McKee's demand letter, sent on his own behalf as well as that of CalAware, was prompted by the Attorney General's recent issuance of an opinion concluding that the district's
Joint Labor/Management
Benefits Committee (JLMBC) is not subject to the Brown Act because it was created not by the board directly but pursuant to an obligation undertaken in the district's "master agreement" with its labor unions, approved in 2002.

McKee and CalAware believe that that distinction makes no difference, and that the board's nine-year-old approval of the master agreement was sufficient "formal action" to be deemed a creation of the committee, and thus to trigger application of the Brown Act.

The committee comprises representatives of the district and of its seven employee bargaining units. Its purpose is to maintain the quality and cost-effectiveness of the district's health benefits plan. Its authority, set forth in the master agreement, includes the following:

1. review the District's Health Benefits Program and effect any changes to the program it deems necessary to contain costs while maintaining the quality of the benefits available to employees (this includes, but is not limited to, the authority to substitute other plans for the District's existing health benefits plans);

2. recommend the selection, replacement, and evaluation of benefits consultants;

3. recommend the selection, replacement, and evaluation of benefit plan providers;

4. review and make recommendations regarding communications to faculty and staff regarding the health benefits program and their use of health care services under it;

5. review and make recommendations regarding benefit booklets, descriptive literature, and enrollment forms;

6. study recurring enrollee concerns and complaints and make recommendations for their resolution;

7. participate in an annual review of the District's administration of the Health Benefits Program;

8. review and make recommendations about the District’s health benefits budget; and

9. if health care legislation that necessitates modification of the District’s Health Benefits Program is enacted before the termination of this agreement, assess the effects of such legislation and make recommendations to the District and the Exclusive Representatives about appropriate action to take.
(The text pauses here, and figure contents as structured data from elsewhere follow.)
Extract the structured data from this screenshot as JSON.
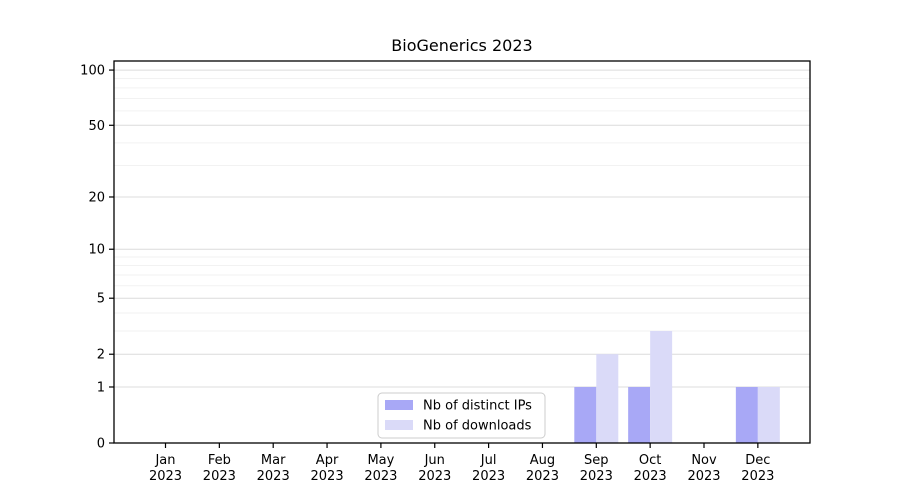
{
  "chart_data": {
    "type": "bar",
    "title": "BioGenerics 2023",
    "categories": [
      "Jan",
      "Feb",
      "Mar",
      "Apr",
      "May",
      "Jun",
      "Jul",
      "Aug",
      "Sep",
      "Oct",
      "Nov",
      "Dec"
    ],
    "category_sublabel": "2023",
    "series": [
      {
        "name": "Nb of distinct IPs",
        "color": "#a8a8f6",
        "values": [
          0,
          0,
          0,
          0,
          0,
          0,
          0,
          0,
          1,
          1,
          0,
          1
        ]
      },
      {
        "name": "Nb of downloads",
        "color": "#dadaf8",
        "values": [
          0,
          0,
          0,
          0,
          0,
          0,
          0,
          0,
          2,
          3,
          0,
          1
        ]
      }
    ],
    "yticks": [
      0,
      1,
      2,
      5,
      10,
      20,
      50,
      100
    ],
    "yticks_minor": [
      3,
      4,
      6,
      7,
      8,
      9,
      30,
      40,
      60,
      70,
      80,
      90
    ],
    "scale": "log1p",
    "ylim": [
      0,
      112
    ],
    "xlabel": "",
    "ylabel": "",
    "grid": "horizontal",
    "legend_position": "lower center"
  },
  "colors": {
    "background": "#ffffff",
    "axis": "#000000",
    "text": "#000000",
    "grid_major": "#dcdcdc",
    "grid_minor": "#f2f2f2",
    "legend_border": "#cccccc",
    "legend_fill": "#ffffff"
  }
}
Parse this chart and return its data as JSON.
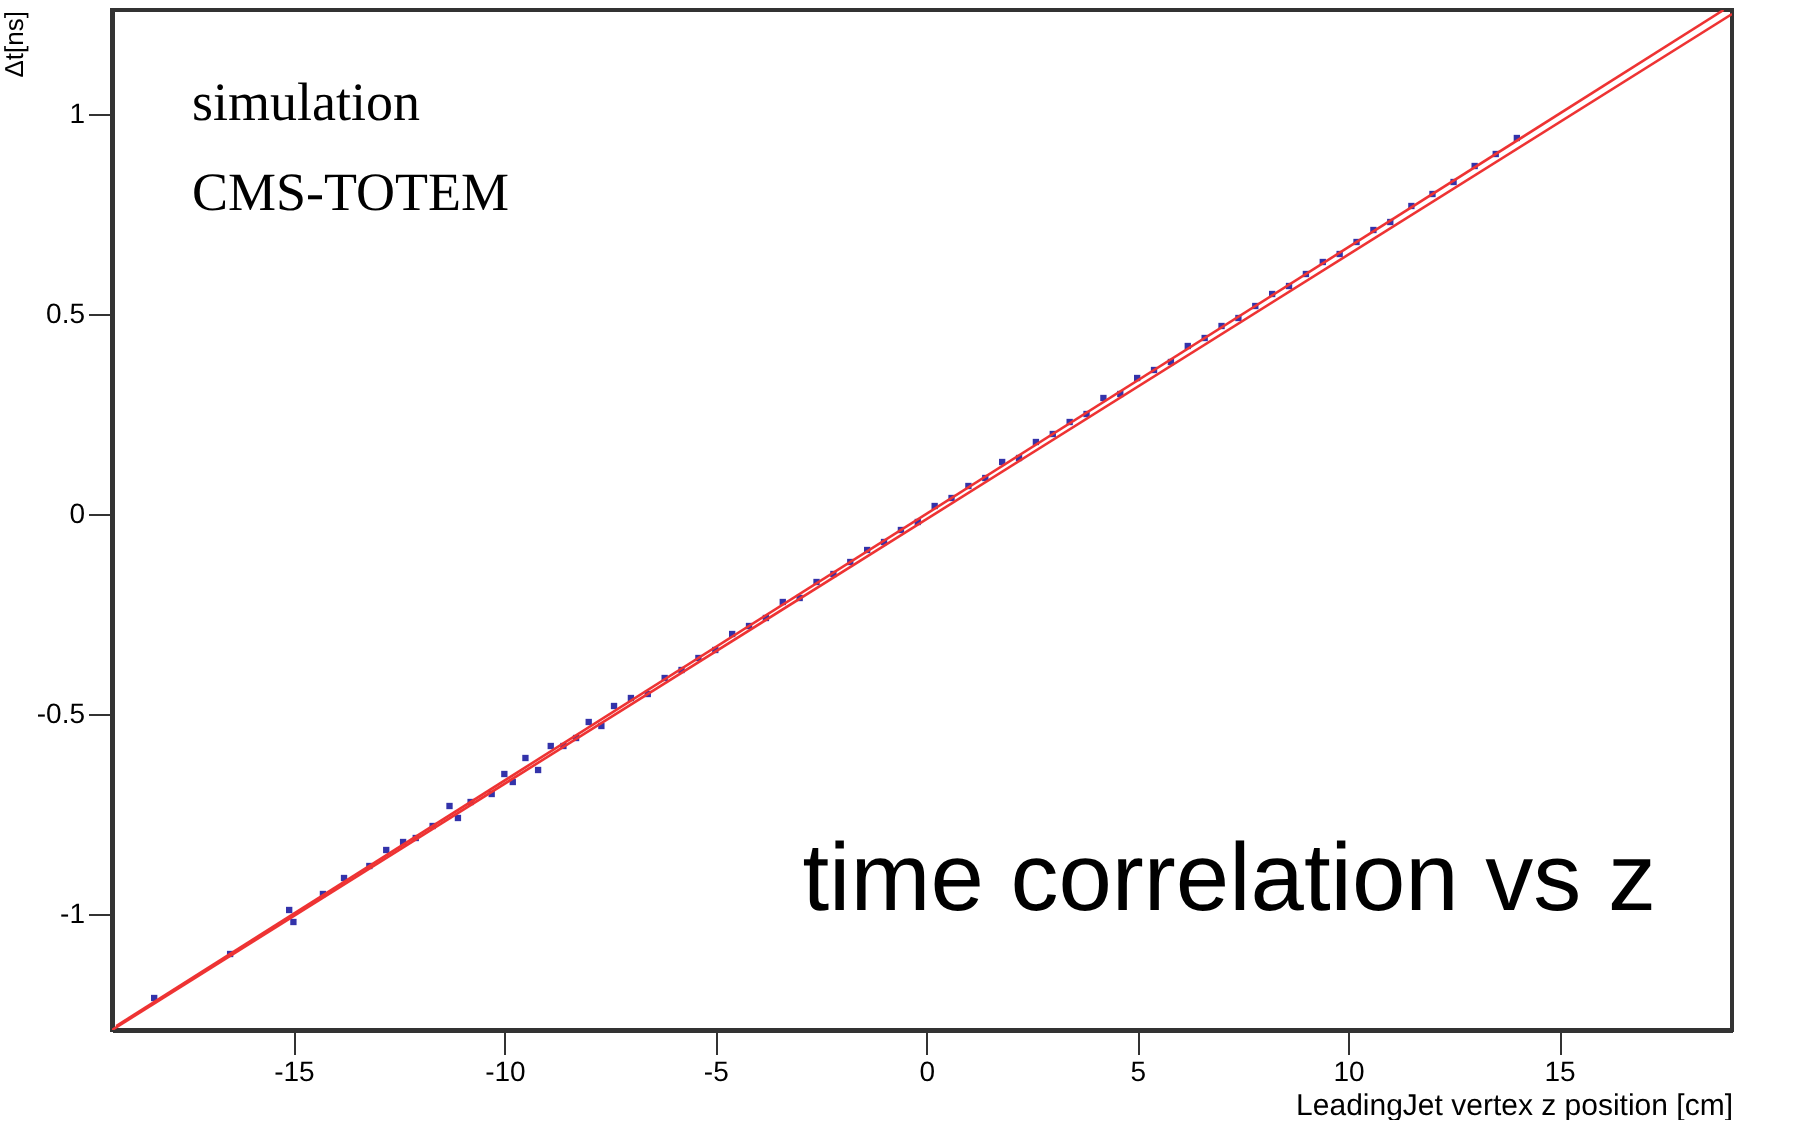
{
  "chart_data": {
    "type": "scatter",
    "xlabel": "LeadingJet vertex z position [cm]",
    "ylabel": "Δt[ns]",
    "annotations": [
      "simulation",
      "CMS-TOTEM",
      "time correlation vs z"
    ],
    "xlim": [
      -19.3,
      19.1
    ],
    "ylim": [
      -1.29,
      1.26
    ],
    "xticks": [
      -15,
      -10,
      -5,
      0,
      5,
      10,
      15
    ],
    "yticks": [
      -1,
      -0.5,
      0,
      0.5,
      1
    ],
    "grid": false,
    "series": [
      {
        "marker": "square",
        "color": "#3333aa",
        "x": [
          -18.3,
          -16.5,
          -15.1,
          -15.0,
          -14.3,
          -13.8,
          -13.2,
          -12.8,
          -12.4,
          -12.1,
          -11.7,
          -11.3,
          -11.1,
          -10.8,
          -10.3,
          -10.0,
          -9.8,
          -9.5,
          -9.2,
          -8.9,
          -8.6,
          -8.3,
          -8.0,
          -7.7,
          -7.4,
          -7.0,
          -6.6,
          -6.2,
          -5.8,
          -5.4,
          -5.0,
          -4.6,
          -4.2,
          -3.8,
          -3.4,
          -3.0,
          -2.6,
          -2.2,
          -1.8,
          -1.4,
          -1.0,
          -0.6,
          -0.2,
          0.2,
          0.6,
          1.0,
          1.4,
          1.8,
          2.2,
          2.6,
          3.0,
          3.4,
          3.8,
          4.2,
          4.6,
          5.0,
          5.4,
          5.8,
          6.2,
          6.6,
          7.0,
          7.4,
          7.8,
          8.2,
          8.6,
          9.0,
          9.4,
          9.8,
          10.2,
          10.6,
          11.0,
          11.5,
          12.0,
          12.5,
          13.0,
          13.5,
          14.0
        ],
        "values": [
          -1.21,
          -1.1,
          -0.99,
          -1.02,
          -0.95,
          -0.91,
          -0.88,
          -0.84,
          -0.82,
          -0.81,
          -0.78,
          -0.73,
          -0.76,
          -0.72,
          -0.7,
          -0.65,
          -0.67,
          -0.61,
          -0.64,
          -0.58,
          -0.58,
          -0.56,
          -0.52,
          -0.53,
          -0.48,
          -0.46,
          -0.45,
          -0.41,
          -0.39,
          -0.36,
          -0.34,
          -0.3,
          -0.28,
          -0.26,
          -0.22,
          -0.21,
          -0.17,
          -0.15,
          -0.12,
          -0.09,
          -0.07,
          -0.04,
          -0.02,
          0.02,
          0.04,
          0.07,
          0.09,
          0.13,
          0.14,
          0.18,
          0.2,
          0.23,
          0.25,
          0.29,
          0.3,
          0.34,
          0.36,
          0.38,
          0.42,
          0.44,
          0.47,
          0.49,
          0.52,
          0.55,
          0.57,
          0.6,
          0.63,
          0.65,
          0.68,
          0.71,
          0.73,
          0.77,
          0.8,
          0.83,
          0.87,
          0.9,
          0.94
        ]
      },
      {
        "type": "line",
        "color": "#ee3333",
        "x": [
          -19.2,
          18.9
        ],
        "values": [
          -1.28,
          1.26
        ]
      },
      {
        "type": "line",
        "color": "#ee3333",
        "x": [
          -19.3,
          19.1
        ],
        "values": [
          -1.29,
          1.25
        ]
      }
    ]
  }
}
McKee, a chemistry professor at Pasadena Community College, made the same access argument against the same rationale as embodied in the Attorney General's opinion, and did so successfully, in a Brown Act lawsuit he brought against his own employer more than 11 years ago.  In a recent message to Jack Scott, Chancellor of the California Community Colleges and the official whose office requested the opinion, McKee recalled that

In his Minute Order, issued 12/17/98, Judge Thomas Stoever concluded: the Board took formal action to approve a collective bargaining agreement; that agreement included the establishment of the Sabbatical Leave Advisory Committee (identifying its membership); therefore the Committee was created by the formal action of the Board to approve the agreement, and the Committee is a Legislative Body under Gov't Code section 54952(b).

That section states that the term "legislative body" as used in the Brown Act to designate the type of government body that it applies to, includes "a commission, committee, board, or other body of a local agency, whether permanent or temporary, decisionmaking or advisory, created by charter, ordinance, resolution, or formal action of a legislative body . . ." (emphasis added).